Les adénovirus recombinants défectifs selon l'invention peuvent être
préparés par toute technique connue de l'homme du métier (Levrero et al.,
Gene 101 (1991) 195, EP 185 573; Graham, EMB0 J. 3 (1984) 2917). En
particulier, ils peuvent être préparés par recombinaison homologue entre un
adénovirus et un plasmide portant entre autre l'acide nucléique ou la cassette
de l'invention. La recombinaison homologue se produit après co-transfection
desdits adénovirus et plasmide dans une lignée cellulaire appropriée. La
lignée cellulaire utilisée doit de préférence (i) être transformable par lesditséléments, et (ii), comporter les séquences capables de complémenter la
partie du génome de l'adénovirus défectif, de préférence sous forme intégrée
pour éviter les risques de recombinaison. A titre d'exemple de lignée, on peut
mentionner la lignée de rein embryonnaire humain 293 (Graham et al., J.

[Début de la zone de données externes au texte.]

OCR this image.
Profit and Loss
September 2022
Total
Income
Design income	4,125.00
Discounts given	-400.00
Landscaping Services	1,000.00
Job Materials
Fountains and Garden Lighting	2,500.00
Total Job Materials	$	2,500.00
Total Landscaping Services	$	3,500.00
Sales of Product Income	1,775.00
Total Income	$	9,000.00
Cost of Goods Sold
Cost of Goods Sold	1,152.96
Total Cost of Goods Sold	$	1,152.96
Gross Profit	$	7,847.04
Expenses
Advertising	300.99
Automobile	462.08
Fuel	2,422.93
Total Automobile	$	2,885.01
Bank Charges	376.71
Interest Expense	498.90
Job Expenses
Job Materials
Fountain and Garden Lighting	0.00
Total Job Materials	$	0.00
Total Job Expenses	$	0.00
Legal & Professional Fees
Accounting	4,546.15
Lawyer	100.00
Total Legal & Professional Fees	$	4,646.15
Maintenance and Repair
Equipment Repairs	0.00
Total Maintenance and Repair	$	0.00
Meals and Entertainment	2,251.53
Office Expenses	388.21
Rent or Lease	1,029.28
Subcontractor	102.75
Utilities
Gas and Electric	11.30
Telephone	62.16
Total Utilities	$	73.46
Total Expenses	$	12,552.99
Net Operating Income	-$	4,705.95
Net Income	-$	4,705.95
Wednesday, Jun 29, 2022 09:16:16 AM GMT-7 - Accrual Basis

Gen. Virol. 36 (1977) 59) qui contient notamment, intégrée dans son génome,
la partie gauche du génome d'un adénovirus Ad5 (12 %). D'autres lignées ont
été décrites dans les demandes n~ W0 94/26914 et W095/02697.
Ensuite, les adénovirus qui se sont multipliés sont récupérés et
purifiés selon les techniques classiques de biologie moléculaire, comme
illustré dans les exemples.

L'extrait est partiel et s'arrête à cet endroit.